O fato é que esse estilo vai me irritando um pouco, especialmente quando estou parado num congestionamento e leio, pela quarta ou quinta vez, a mesma piada. Não sei se me incomoda a intenção publicitária de dirigir-se a um público supostamente "inteligente"; há algo de invariavelmente adulatório nesse humorismo, que nunca perde a ocasião para uma "fina ironia" -não importa se sobre Auschwitz ou sobre os novos tratamentos para a queda de cabelo.
É como se estivessem permanentemente piscando o olho para o consumidor, numa espécie de cumplicidade genérica e indulgente; "sei que você é esperto demais para ser enganado", parecem dizer esses anúncios, "mas pelo menos temos algo em comum...".
Nessa cumplicidade está, sem dúvida, o principal mecanismo com que se foi construindo a identidade ideológica da famosa "classe média" urbana, um conceito suficientemente amplo para incluir todos aqueles que não dependem dos serviços públicos -transporte, educação, saúde e mesmo segurança- em seu cotidiano.
É provavelmente essa condição -a de contar com previdência privada, ter os filhos estudando em escolas particulares etc.- que funciona como uma espécie de atestado de inteligência para o destinatário da publicidade humorística; congratulamo-nos pela astúcia, pela finura -aliás, brasileiríssima- com que nos situamos acima da vala comum. Afinal, quem olha o mundo da sacada do edifício já tem concepções mais arejadas do que quem está lá embaixo no ponto de ônibus.
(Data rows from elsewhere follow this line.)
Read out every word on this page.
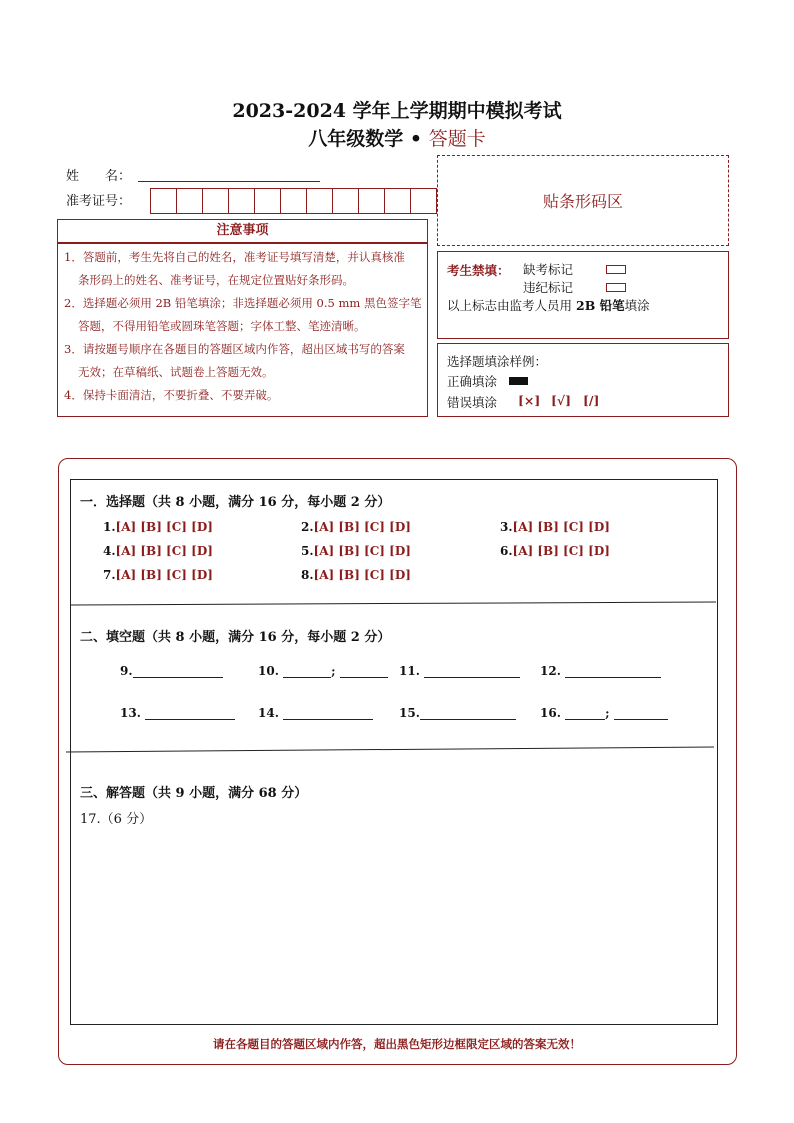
2023-2024 学年上学期期中模拟考试
八年级数学 • 答题卡
姓　　名：
准考证号：	贴条形码区
注意事项
1．答题前，考生先将自己的姓名，准考证号填写清楚，并认真核准
条形码上的姓名、准考证号，在规定位置贴好条形码。
2．选择题必须用 2B 铅笔填涂；非选择题必须用 0.5 mm 黑色签字笔
答题，不得用铅笔或圆珠笔答题；字体工整、笔迹清晰。
3．请按题号顺序在各题目的答题区域内作答，超出区域书写的答案
无效；在草稿纸、试题卷上答题无效。
4．保持卡面清洁，不要折叠、不要弄破。
考生禁填： 缺考标记
违纪标记
以上标志由监考人员用 2B 铅笔填涂
选择题填涂样例：
正确填涂
错误填涂 [×] [√] [/]
一．选择题（共 8 小题，满分 16 分，每小题 2 分）
1.[A] [B] [C] [D]	2.[A] [B] [C] [D]	3.[A] [B] [C] [D]
4.[A] [B] [C] [D]	5.[A] [B] [C] [D]	6.[A] [B] [C] [D]
7.[A] [B] [C] [D]	8.[A] [B] [C] [D]
二、填空题（共 8 小题，满分 16 分，每小题 2 分）
9.	10.	;	11.	12.
13.	14.	15.	16.	;
三、解答题（共 9 小题，满分 68 分）
17.（6 分）
请在各题目的答题区域内作答，超出黑色矩形边框限定区域的答案无效！
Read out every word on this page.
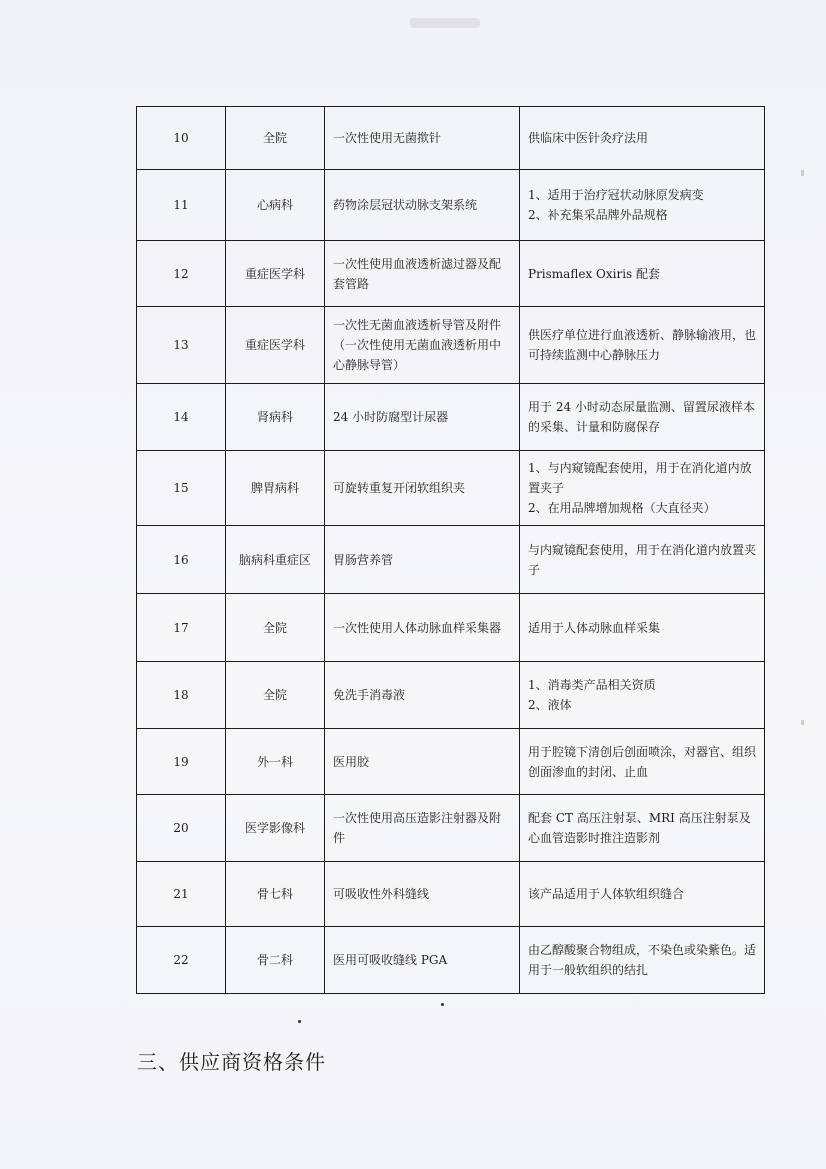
10	全院	一次性使用无菌揿针	供临床中医针灸疗法用
11	心病科	药物涂层冠状动脉支架系统	1、适用于治疗冠状动脉原发病变
2、补充集采品牌外品规格
12	重症医学科	一次性使用血液透析滤过器及配套管路	Prismaflex Oxiris 配套
13	重症医学科	一次性无菌血液透析导管及附件（一次性使用无菌血液透析用中心静脉导管）	供医疗单位进行血液透析、静脉输液用，也可持续监测中心静脉压力
14	肾病科	24 小时防腐型计尿器	用于 24 小时动态尿量监测、留置尿液样本的采集、计量和防腐保存
15	脾胃病科	可旋转重复开闭软组织夹	1、与内窥镜配套使用，用于在消化道内放置夹子
2、在用品牌增加规格（大直径夹）
16	脑病科重症区	胃肠营养管	与内窥镜配套使用，用于在消化道内放置夹子
17	全院	一次性使用人体动脉血样采集器	适用于人体动脉血样采集
18	全院	免洗手消毒液	1、消毒类产品相关资质
2、液体
19	外一科	医用胶	用于腔镜下清创后创面喷涂，对器官、组织创面渗血的封闭、止血
20	医学影像科	一次性使用高压造影注射器及附件	配套 CT 高压注射泵、MRI 高压注射泵及心血管造影时推注造影剂
21	骨七科	可吸收性外科缝线	该产品适用于人体软组织缝合
22	骨二科	医用可吸收缝线 PGA	由乙醇酸聚合物组成，不染色或染紫色。适用于一般软组织的结扎
三、供应商资格条件
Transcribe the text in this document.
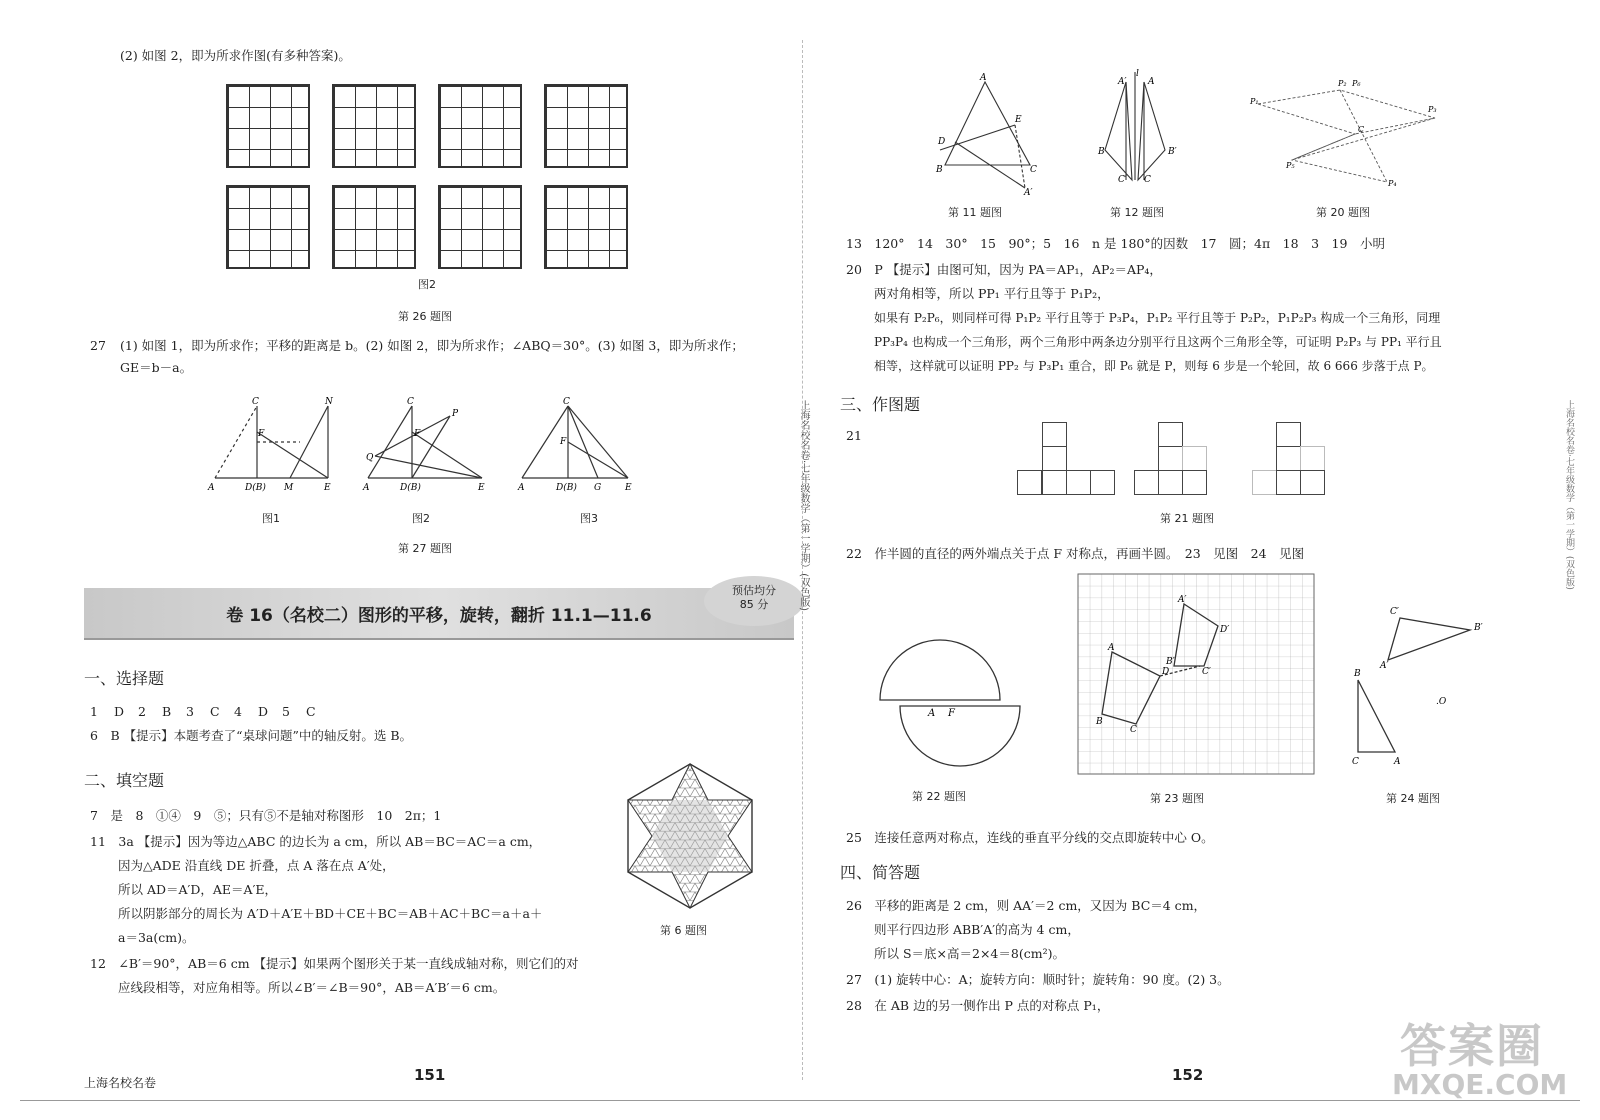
(2) 如图 2，即为所求作图(有多种答案)。
图2
第 26 题图
27 (1) 如图 1，即为所求作；平移的距离是 b。(2) 如图 2，即为所求作；∠ABQ＝30°。(3) 如图 3，即为所求作；
GE＝b－a。
C	N
F
A	D(B) M	E
C
P
F
Q
A	D(B)	E
C
F
A	D(B) G	E
图1	图2	图3
第 27 题图
卷 16（名校二）图形的平移，旋转，翻折 11.1—11.6
预估均分
85 分
一、选择题
1 D 2 B 3 C 4 D 5 C
6　B 【提示】本题考查了“桌球问题”中的轴反射。选 B。
二、填空题
7　是　8　①④　9　⑤；只有⑤不是轴对称图形　10　2π；1
11　3a 【提示】因为等边△ABC 的边长为 a cm，所以 AB＝BC＝AC＝a cm，
因为△ADE 沿直线 DE 折叠，点 A 落在点 A′处，
所以 AD＝A′D，AE＝A′E，
所以阴影部分的周长为 A′D＋A′E＋BD＋CE＋BC＝AB＋AC＋BC＝a＋a＋
a＝3a(cm)。
12　∠B′＝90°，AB＝6 cm 【提示】如果两个图形关于某一直线成轴对称，则它们的对
应线段相等，对应角相等。所以∠B′＝∠B＝90°，AB＝A′B′＝6 cm。
第 6 题图
上海名校名卷	151
上海名校名卷·七年级数学（第一学期）(双色版)
A
D
E
B	C
A′
l
A′ A
B	B′
C′ C
P₁
P₂ P₆
P₃
C
P₅
P₄
第 11 题图	第 12 题图	第 20 题图
13　120°　14　30°　15　90°；5　16　n 是 180°的因数　17　圆；4π　18　3　19　小明
20　P 【提示】由图可知，因为 PA＝AP₁，AP₂＝AP₄，
两对角相等，所以 PP₁ 平行且等于 P₁P₂，
如果有 P₂P₆，则同样可得 P₁P₂ 平行且等于 P₃P₄，P₁P₂ 平行且等于 P₂P₂，P₁P₂P₃ 构成一个三角形，同理
PP₃P₄ 也构成一个三角形，两个三角形中两条边分别平行且这两个三角形全等，可证明 P₂P₃ 与 PP₁ 平行且
相等，这样就可以证明 PP₂ 与 P₃P₁ 重合，即 P₆ 就是 P，则每 6 步是一个轮回，故 6 666 步落于点 P。
三、作图题
21
第 21 题图
22　作半圆的直径的两外端点关于点 F 对称点，再画半圆。　23　见图　24　见图
A F
第 22 题图
A
D
C
B
A′
D′
C′
B′
第 23 题图
C′
B′
A′
B
C	A
.O
第 24 题图
25　连接任意两对称点，连线的垂直平分线的交点即旋转中心 O。
四、简答题
26　平移的距离是 2 cm，则 AA′＝2 cm，又因为 BC＝4 cm，
则平行四边形 ABB′A′的高为 4 cm，
所以 S＝底×高＝2×4＝8(cm²)。
27　(1) 旋转中心：A；旋转方向：顺时针；旋转角：90 度。(2) 3。
28　在 AB 边的另一侧作出 P 点的对称点 P₁，
152
答案圈
MXQE.COM
上海名校名卷·七年级数学（第一学期）(双色版)
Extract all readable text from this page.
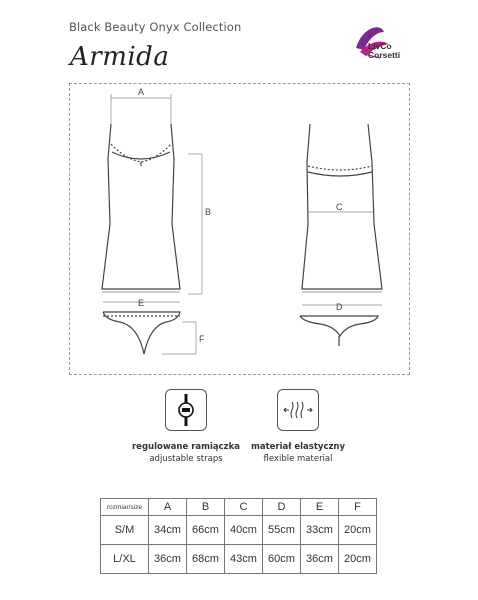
Black Beauty Onyx Collection
Armida	LivCo
Corsetti
A
B	C
D
E
F
regulowane ramiączka
adjustable straps
materiał elastyczny
flexible material
rozmiar/size	A	B	C	D	E	F
S/M	34cm	66cm	40cm	55cm	33cm	20cm
L/XL	36cm	68cm	43cm	60cm	36cm	20cm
O que me incomoda mais na propaganda humorística, entretanto, é uma certa impertinência: um ar de quem veio sem ser chamado, mas que se julga automaticamente merecedor da atenção do público.
Em outros tempos, essa atenção era conquistada aos berros. São assim os velhos anúncios, bem diretos, bem merecedores do antigo nome de "reclames", que podemos ver recolhidos num livro editado há pouco, "A Propaganda Brasileira através do Cartão-Postal, 1900-1950", S. Gorberg, editor.
Na verdade, há todo tipo de cartão-postal nesse livro, desde lembranças do Carnaval de 1905 em Manaus até santinhos de Getúlio Vargas. O que mais me fascina são os anúncios de remédio, de tão diretos nas suas promessas, de tão honestos na própria hipérbole.
A começar pelos nomes: se é um remédio para a pele, chama-se "Epidermol". Se para a tosse, é "Pulmotil". Um fortificante se chama "Vigoron", e seus anúncios mostram um touro sendo vencido na arena.
Outro, contra a asma, arrisca uma metáfora: vemos a imagem de um senhor de vastos bigodes, assomando à janela, de garrucha em punho. Fugindo dos tiros, está um gato preto. Não o deixava dormir. Sobre o dorso do gato, o letreiro: "a asma". Para combatê-la, Kraemina.
Os laxativos exigem mais sutileza publicitária. O cartão de Bromo Quinina ilustra suas próprias virtudes -ou os males de que é a cura- com uma paisagem das eclusas do canal do Panamá.
Inúmeros os exemplos -sabonetes, conservas, carros, tecidos- em que simplesmente se grita: "o melhor".
É por gostar desse tipo de coisa que tenho sensações ambíguas quando vejo o horário eleitoral. Toda aquela estética publicitária de classe média, com suas propostas "inteligentes", vai por água abaixo na parte dos candidatos a deputado. É o momento em que sujeitos muito feios, mal pronunciando o próprio nome, aparecem hirtos diante da tela, às vezes com dois ou três assessores que parecem tirados das páginas de Lombroso.
É tão ruim que até parece verdade. Poderiam dizer: se esses são os mocinhos, imagine a cara do bandido. Mas o bandido não precisa mais ser imaginado. É Fernandinho Beira-Mar; sua ascensão como inimigo público número um coincide com uma trégua, não sei se duradoura, no processo de demonização da esquerda. Seja quem for o bandido, o importante -numa sociedade tão cindida, tão desfigurada e assustadora como a brasileira- é preservar a inocência geral.